N 0.0030 to ≤0.0125, advantageously 0.0030 to ≤0.0080

Cr 0.70 to ≤0.85

Mo 0.20 to ≤0.35

Ti 0.02 to ≤0.04

V+2×Nb 0.05 to ≤0.12

B 0.0020 to ≤0.0040

remainder iron including common steel-incidental elements.

As further tests on the weld filler according to the invention have shown, this steel is not only advantageously usable in the automotive sector for joining high strength steels, but also for 3D printing of components made of this steel material. The steel according to the invention is hereby used as a powder, for example for laser sintering or as wire for build-up welding using laser.

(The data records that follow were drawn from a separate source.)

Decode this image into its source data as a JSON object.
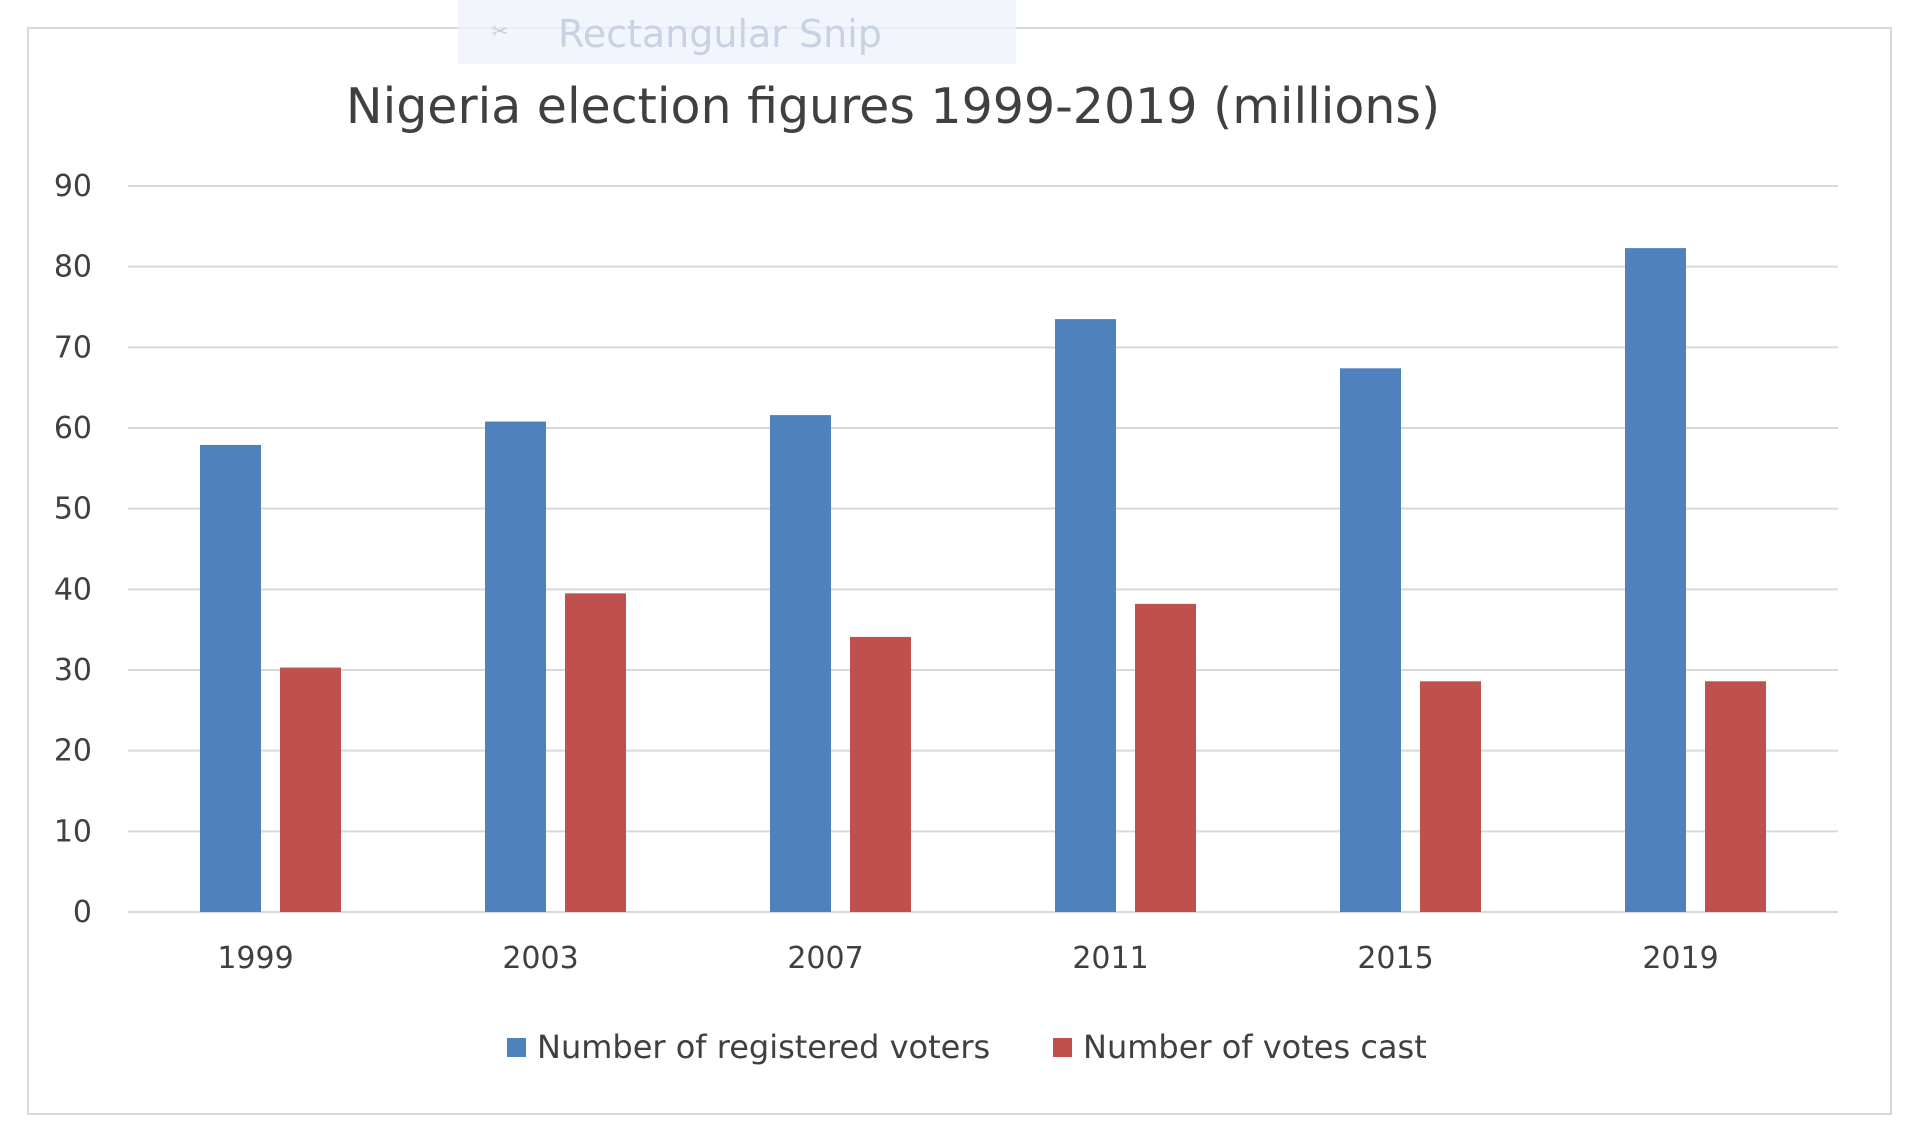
{
  "snip_toolbar": {
    "label": "Rectangular Snip",
    "icon": "snip-mode-icon"
  },
  "colors": {
    "registered": "#4f81bd",
    "cast": "#c0504d",
    "grid": "#d9d9d9",
    "text": "#404040"
  },
  "chart_data": {
    "type": "bar",
    "title": "Nigeria election figures 1999-2019 (millions)",
    "xlabel": "",
    "ylabel": "",
    "categories": [
      "1999",
      "2003",
      "2007",
      "2011",
      "2015",
      "2019"
    ],
    "ylim": [
      0,
      90
    ],
    "yticks": [
      "0",
      "10",
      "20",
      "30",
      "40",
      "50",
      "60",
      "70",
      "80",
      "90"
    ],
    "grid": true,
    "legend_position": "bottom",
    "series": [
      {
        "name": "Number of registered voters",
        "values": [
          57.9,
          60.8,
          61.6,
          73.5,
          67.4,
          82.3
        ]
      },
      {
        "name": "Number of votes cast",
        "values": [
          30.3,
          39.5,
          34.1,
          38.2,
          28.6,
          28.6
        ]
      }
    ]
  }
}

The advantages of this air hardening weld filler according to the invention are listed again hereinafter:

• • very good general weldability for joint and build-up welding
  • use for welded, statically and dynamically highly stressed components,
  • more cost-effective than comparable alloying concepts
  • excellent suitability for 3D printing of components using arc or fusion welding

Claims

1.-13. (canceled)

14. A high strength, air hardening steel, comprising the following contents in mass-%: C 0.07 to ≤0.16Si 0.12 to ≤0.80Mn 1.00 to ≤2.20Cr 0.50 to ≤1.60Mo 0.10 to ≤1.00Al 0.010 to ≤0.060N 0.0020 to ≤0.0150Ti 0.010 to ≤0.050V+2×Nb 0.030 to ≤0.200B 0.0008 to ≤0.0050P≤0.020S≤0.010remainder iron, including common steel-incidental elements, for use as weld filler in wire and/or powder form.

15. The steel of claim 14, wherein the C content is 0.07 to ≤0.12%.

16. The steel of claim 14, wherein the Si content is 0.20 to ≤0.40%.

17. The steel of claim 14, wherein the Mn content is 1.60 to ≤2.10%.

18. The steel of claim 14, wherein the N content is 0.0030 to ≤0.0125%.

19. The steel of claim 14, wherein the N content of 0.0030 to ≤0.0080%.

20. The steel of claim 14, wherein the Cr content is 0.70 to ≤0.85%.

21. The steel of claim 14, wherein the Mo content is 0.20 to ≤0.35%.

22. The steel of claim 14, wherein the Ti content is 0.02 to ≤0.04%.

23. The steel of claim 14, wherein the steel has a total content of vanadium and niobium in the form of V+2×Nb of 0.05 to ≤0.12%.

24. The steel of claim 14, wherein the B content is 0.0020 to ≤0.0040%.

25. The steel of claim 14, for use as weld filler for joint welding, build-up welding or three-dimensional printing of components made from said steel.

26. The steel of claim 14, for use as weld filler for arc welding, in particular inert gas metal arc welding and for laser fusion welding and laser sintering.